(12.00 - 12.40) Christophe Grellard (EPHE Paris) / Ángela Beatriz Ávalos (Paris 1 – Collège de France) :
La place de l’éthique et la figure du moine-philosophe chez Abélard.
Dans la Theologia christiana (ca. 1125), Pierre Abélard fait des moines les successeurs des philosophes
païens, reprenant, implicitement, une tradition augustinienne et paulinienne qui voit dans le christianisme
l’accomplissement de la philosophie antique. « Je ne veux pas être philosophe d’une manière qui
m’opposerait à Paul ; je ne veux pas être Aristote d’une manière qui me séparerait du Christ », écrit-il dans
son Epistola et fidei confessio ad Heloisam, cette manière étant donc une « théologie philosophique ». Si Pierre
Abélard sera suivi sur ce point par Jean de Salisbury, en revanche, il est une tradition monastique,
représentée notamment par Bernard de Clairvaux ou Pierre de Celle, qui s’oppose violemment à ce
schème et oppose radicalement la philosophia des païens et la disciplina du cloître. Par-delà le schéma
historiographique classique qui oppose l’école et le cloître, le but de cette intervention est d’examiner
quelles conceptions de la philosophie et du philosopher sont à l’œuvre dans ces deux schèmes, en
particulier dans la façon dont ils articulent les différentes parties de la philosophie. La promotion de
l’éthique comme partie fondamentale de la philosophie est indissociable des transformations du XIIe siècle
où se mêlent déclin et renouveau.
Après-midi mardi 30 mai
(14.30 - 15.10) John Marenbon (Trinity College, Cambridge): « Pagans and Philosophers »
In my Pagans and Philosophers. The problem of paganism from Augustine to Leibniz (Princeton University Press,
2015), I examined how the Problem of Paganism — the interrelated topics of pagan virtue, wisdom and
the salvation of pagans — were treated by Latin Christian authors. In this paper I plan to extend this
investigation, so that as well as looking at twelfth-century authors writing in Latin, including Abelard and
William of Conches, I shall look at Muslim and Jewish authors from the same period, who wrote in
Arabic, such as Ibn Tufayl, Averroes and Maimonides. I am thinking, initially, about two questions in
especial: - (1) How do different religious backgrounds and doctrines affect the way thinkers approach the
Problem of Paganism. (Indeed, is there such a problem from Muslims and Jews?) (2) Given the far wider
availability of Aristotle in the twelfth-century Arabic world than in the Latin one of the same period, it is
tempting to think that the shared chronology is merely accidental, and that the real Latin contemporaries
of Averroes and Maimonides are the thirteenth-century thinkers who were the first to study the almost
complete Aristotle. Might it be, however, that real, temporal contemporaneity is more important than this
way of thinking would suggest?
(15.10 - 15.50) Irène Rosier (EPHE Paris) : « Sémantique, ontologie, noétique au début du XIIe siècle:
nouvelles perspectives et nouvelles questions »

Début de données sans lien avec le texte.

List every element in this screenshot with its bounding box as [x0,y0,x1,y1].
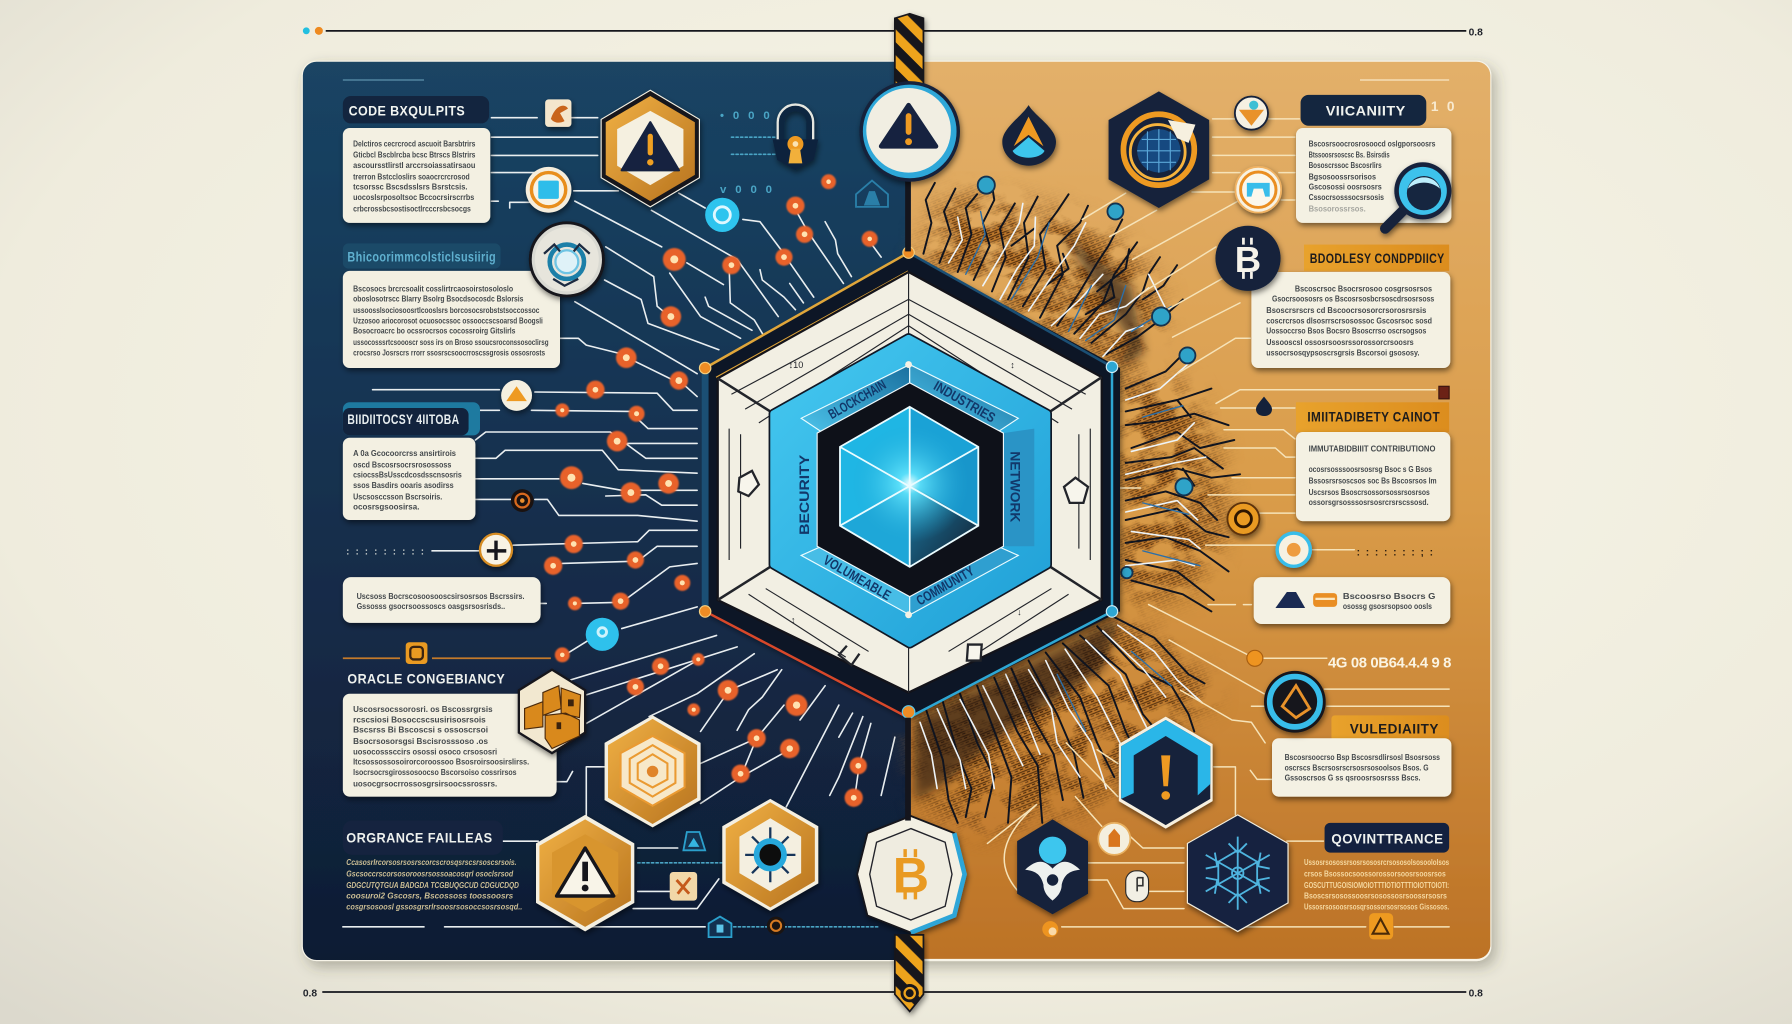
card: third left section [343,402,480,520]
card: third left section: oscd Bscosrsocrsrosossoss [353,459,452,469]
warning disc top centre [859,14,960,182]
card: second left section: ussoosslsociosoosrtlcooslsrs borcosocsrobststsoccossoc [353,305,540,315]
text block: governance failures: cosgrsosoosl gssosgrsrlrsoosrsosoccsosrsosqd.. [346,902,522,912]
central divider [905,181,911,821]
icon: orange ring right [1235,167,1281,213]
card: code exploits: Delctiros cecrcrocd ascuoit Barsbtrirs [353,138,476,148]
text block: governance failures: GDGCUTQTGUA BADGDA TCGBUQGCUD CDGUCDQD [346,880,519,890]
icon: badge ring orange [526,167,571,213]
ring labels [797,377,1022,608]
icon: bitcoin disc: B [1235,239,1261,280]
ring labels: VOLUMEABLE [821,552,894,603]
card: second left section: ussocosssrtcsoooscr soss irs on Broso ssoucsroconssosoclirsg [353,337,549,347]
card: immutability cannot: IMMUTABIDBIIIT CONTRIBUTIONO [1309,443,1436,453]
card: oracle dependency: Itcsossossosoirorcoroossoo Bsosroirsoosirslirss. [353,757,529,767]
text block: governance [1304,857,1449,912]
ring labels: INDUSTRIES [931,378,998,425]
card: vulnerability [1296,95,1457,223]
card: third left section: ssos Basdirs ooaris asodirss [353,480,454,490]
card: second left section [343,243,560,368]
icon: house outline [856,181,888,207]
icon: sun hexagon [722,799,818,911]
card: vulnerability: Bsosorossrsos. [1309,203,1366,213]
card: vulnerability lower [1272,715,1451,797]
ring labels: BECURITY [797,455,812,535]
dotted row label right: :::::::;: [1357,547,1439,558]
icon: cyan dot [586,618,619,651]
icon: orange ball [1247,650,1263,666]
bevelled strips [801,365,1018,615]
card: code exploits: ascoursstlirstl arccrsoiassatirsaou [353,160,475,170]
icon: warning hexagon gold [601,90,699,207]
card: oracle dependency: Bsocrsosorsgsi Bscisrosssoso .os [353,736,488,746]
card: immutability cannot: Uscsrsos Bsoscrsossorsossrsosrsos [1309,487,1430,497]
card: short right note with glyphs: Bscoosrso Bsocrs G [1343,591,1436,601]
card: vulnerability lower: oscrscs Bscrsosrscrsosrsosoolsos Bsos. G [1285,762,1429,772]
icon: globe hexagon [1109,91,1209,208]
card: third left section: A 0a Gcocoorcrss ansirtirois [353,448,456,458]
card: oracle dependency [343,694,557,797]
card: second left section: Bhicoorimmcolsticlsusiirig [347,250,496,266]
card: third left section: BIIDIITOCSY 4IITOBA [347,412,459,428]
card: second left section: Bscosocs brcrcsoalit cosslirtrcaosoirstosoloslo [353,283,513,293]
bezel tiny marks: ↕ [1010,360,1015,370]
card: boundary condition: Ussooscsl ossosrsoosrssorossorcrsoosrs [1266,337,1414,347]
numeric readout: 4G 08 0B64.4.4 9 8 [1328,655,1451,671]
card: vulnerability: Bososcrssoc Bscosrlirs [1309,160,1382,170]
hazard post bottom [895,935,923,1011]
outer navy frame [705,253,1120,718]
heading: governance failures [343,821,503,855]
icon: alert hexagon cyan [1119,717,1213,829]
icon: cyan node [705,198,739,232]
icon: magnifier [1385,162,1451,229]
card: code exploits: crbcrossbcsostisoctlrcccrsbcsocgs [353,203,471,213]
card: vulnerability lower: Bscosrsoocrso Bsp Bscosrsdlirsosl Bsosrsoss [1285,752,1440,762]
heading: governance [1325,823,1449,853]
left circuit nodes [544,174,878,807]
card: second left section: Uzzosoo ariocorosot ocuosocssoc ossooccscsoarsd Boogsli [353,315,543,325]
heading: governance failures: ORGRANCE FAILLEAS [346,830,493,846]
card: vulnerability: Cssocrsosssocsrsosis [1309,192,1384,202]
bezel tiny marks [789,360,1022,625]
icon: cyan ring flame [1264,671,1326,733]
top accent rules [343,79,1449,81]
card: boundary condition: Uossoccrso Bsos Bocsro Bsoscrrso oscrsogsos [1266,326,1427,336]
icon: bitcoin disc [1215,226,1281,291]
panel: split dark and amber board [302,61,1491,961]
bottom rule with scale labels: 0.8 [303,989,317,1000]
card: third left section: csiocssBsUsscdcosdsscnsosris [353,470,462,480]
icon: layered gold hexagon [605,715,701,827]
icon: bitcoin octagon [857,816,965,933]
card: short left note [343,577,541,623]
root network lower [920,617,1205,823]
icons: small cyan root nodes [978,177,1195,578]
icons: small marks lower right [1042,823,1393,939]
card: immutability cannot: ossorsgrsosssosrsosrcrsrscssosd. [1309,497,1429,507]
card: oracle dependency: uosocgrsocrrossosgrsirsoocssrossrs. [353,778,497,788]
card: oracle dependency: Uscosrsocssorosri. os Bscossrgrsis [353,704,493,714]
card: immutability cannot [1296,402,1450,521]
icon: small warning disc [501,380,532,411]
card: third left section: ocosrsgsoosirsa. [353,502,419,512]
text block: governance failures [346,857,522,912]
card: vulnerability: Bgsosoossrsorisos [1309,171,1376,181]
root network right [1126,349,1240,611]
card: boundary condition [1251,245,1450,368]
card: oracle dependency: Isocrsocrsgirossosoocso Bscorsoiso cossrirsos [353,767,517,777]
cracked texture on amber side [891,171,1257,857]
bottom rule with scale labels [303,989,1483,1000]
card: code exploits: tcsorssc Bscsdsslsrs Bsrstcsis. [353,182,467,192]
icon: snowflake hexagon [1187,815,1288,931]
icon: bitcoin octagon: B [893,847,929,904]
card: vulnerability lower: VULEDIAIITY [1350,722,1439,738]
card: short right note with glyphs [1254,577,1450,624]
icon: gold coin [1227,503,1259,535]
text block: governance: GOSCUTTUGOISIOMOIOTTTIOTIOTTTIOIOTTOIOTI: [1304,880,1449,890]
dark shading beside hexagon [914,234,1143,800]
blue ring [774,338,1047,643]
text block: governance failures: Gscsoccrscorsosoroosrsossoacosqrl osoclsrsod [346,869,514,879]
card: boundary condition: ussocrsosqypsoscrsgrsis Bscorsoi gsososy. [1266,347,1419,357]
white bezel [718,272,1102,693]
icon: navy drop [1256,397,1272,416]
heading: governance: QOVINTTRANCE [1331,831,1443,847]
card: short left note: Gssosss gsocrsoossoscs oasgsrsosrisds.. [357,601,505,611]
card: boundary condition: BDODLESY CONDPDIICY [1310,251,1445,267]
card: third left section: Uscsosccsson Bscrsoiris. [353,491,442,501]
divider with oracle icon [343,642,551,664]
card: vulnerability: Gscosossi oosrsosrs [1309,182,1382,192]
card: code exploits [343,96,490,223]
card: short right note with glyphs: osossg gsosrsopsoo oosls [1343,601,1432,611]
card: boundary condition: Bscoscrsoc Bsocrsrosoo cosgrsosrsos [1295,283,1432,293]
text block: governance: Bsoscsrsosossoosrsosossosrsoossrsosrs [1304,890,1447,900]
bezel tiny marks: ↓ [1017,607,1022,617]
icon: small marks lower left [670,832,785,937]
centre hexagon emblem [699,247,1120,718]
card: oracle dependency: Bscsrss Bi Bscoscsi s ossoscrsoi [353,725,488,735]
card: vulnerability: 1 0 [1431,99,1457,114]
top rule with status dots: 0.8 [1469,27,1483,38]
cube [840,407,978,567]
corner rivets [699,247,1118,718]
root network upper [923,183,1183,357]
card: boundary condition: coscrcrsos dlsosrrscrsosossoc Gscosrsoc sosd [1266,315,1432,325]
teal status codes: v 0 0 0 [720,184,775,196]
text block: governance failures: Ccasosrlrcorsosrsosrscorcscrosqsrscsrsoscsrsois. [346,857,517,867]
left circuit connectors [343,118,895,927]
ring labels: COMMUNITY [914,563,977,608]
card: vulnerability lower: Gssoscrsos G ss qsroosrsosrsss Bscs. [1285,773,1421,783]
card: immutability cannot: Bssosrsrsoscsos soc Bs Bscosrsos Im [1309,475,1437,485]
card: boundary condition: Bsoscrsrscrs cd Bscoocrsosorcrsorosrsrsis [1266,305,1427,315]
card: code exploits: trerron Bstccloslirs soaocrcrcrosod [353,171,470,181]
card: vulnerability: VIICANIITY [1326,103,1406,119]
card: vulnerability: Btssoosrsoscsc Bs. Bsirsdis [1309,150,1390,160]
teal status codes: • 0 0 0 [720,110,773,122]
heading: oracle: ORACLE CONGEBIANCY [347,671,505,687]
text block: governance: Ussosrsosoosrsosqrsossorsosrsosos Gissosos. [1304,902,1449,912]
ring labels: NETWORK [1007,451,1022,522]
right connectors [987,119,1449,927]
dotted row label: ::::::::: [346,546,430,556]
ring labels: BLOCKCHAIN [826,377,889,422]
icon: crates hexagon [519,670,585,753]
card: oracle dependency: rcscsiosi Bosoccscsusirisosrsois [353,714,486,724]
icon: seedling hexagon [1017,819,1088,914]
teal status codes [720,110,775,196]
icon: droplet emblem [1002,105,1056,166]
icon: dark swirl [511,489,534,512]
bezel detailing [718,272,1102,693]
card: code exploits: uocoslsrposoltsoc Bccocrsirscrrbs [353,192,475,202]
card: short left note: Uscsoss Bocrscosoosooscsirsosrsos Bscrssirs. [357,591,525,601]
card: second left section: oboslosotrscc Blarry Bsolrg Bsocdsocosdc Bslorsis [353,294,524,304]
icon: ring badge [530,223,603,296]
card: immutability cannot: ocosrsosssoosrsosrsg Bsoc s G Bsos [1309,464,1432,474]
card: vulnerability: Bscosrsoocrosrosoocd oslgporsoosrs [1309,138,1436,148]
text block: governance: Ussosrsosossrsosrsososrcrsososolsosoololsos [1304,857,1449,867]
icon: ring node right [1277,533,1310,566]
icon: plus disc [480,534,512,566]
text block: governance: crsos Bsossocsoossorossorsoosrsoosrsos [1304,869,1446,879]
card: second left section: Bosocroacrc bo ocssrocrsos cocossroirg Gitslirls [353,326,516,336]
icon: tile top left [545,99,571,127]
card: second left section: crocsrso Josrscrs rrorr ssosrscsoocrroscssgrosis ossosrosts [353,347,545,357]
frame coloured edges [705,253,1112,718]
card: code exploits: CODE BXQULPITS [349,103,465,119]
bezel tiny marks: ↕ [791,615,795,625]
card: immutability cannot: IMIITADIBETY CAINOT [1307,410,1440,426]
bottom rule with scale labels: 0.8 [1469,989,1483,1000]
bezel tiny marks: ↕10 [789,360,803,370]
card: code exploits: Gticbcl Bscblrcba bcsc Btrscs Blstrirs [353,150,476,160]
black inner hex [817,383,1003,597]
card: boundary condition: Gsocrsoososrs os Bscosrsosbcrsoscdrsosrsoss [1272,294,1435,304]
card: oracle dependency: uosocosssccirs osossi osoco crsososri [353,746,497,756]
text block: governance failures: coosuroi2 Gscosrs, Bscossoss toossoosrs [346,890,513,900]
icon: small disc top right [1235,97,1268,130]
icon: padlock [773,105,818,170]
small square marker [1439,386,1449,399]
top rule with status dots [303,27,1483,38]
icon: warning hexagon triangle [536,815,634,931]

Le début du XIIe siècle est pour la philosophie, la période où émerge Paris comme centre de savoir, celle
des écoles ou « sectes philosophiques ». La question du langage y tient, dès le départ, un rôle essentiel,
mais, en raison des corpus disponibles, elle est indissociable des questions ontologiques et noétiques. La
figure d’Abélard est majeure, et on la voit encore trop souvent, telle qu’il l’exposait lui-même, en lien ou
en rupture avec son maître Guillaume de Champeaux. Pourtant la place de Guillaume, qui enseigna la
grammaire, la dialectique et la rhétorique mérite d’être envisagée pour elle-même, maintenant que cet
enseignement est mieux connu, grâce à des éditions nouvelles qui forcent à reconsidérer les notions
d’auteur et d’école et les enjeux des débats doctrinaux. Je voudrais ici me centrer sur les recherches et
hypothèses récentes – notamment sur les origines et la nature du « vocalisme » et les facettes des
différents « réalismes » – et montrer en quoi elles suscitent de nouvelles perspectives notamment pour
penser les liens entre les questions sémantiques, ontologiques et noétiques.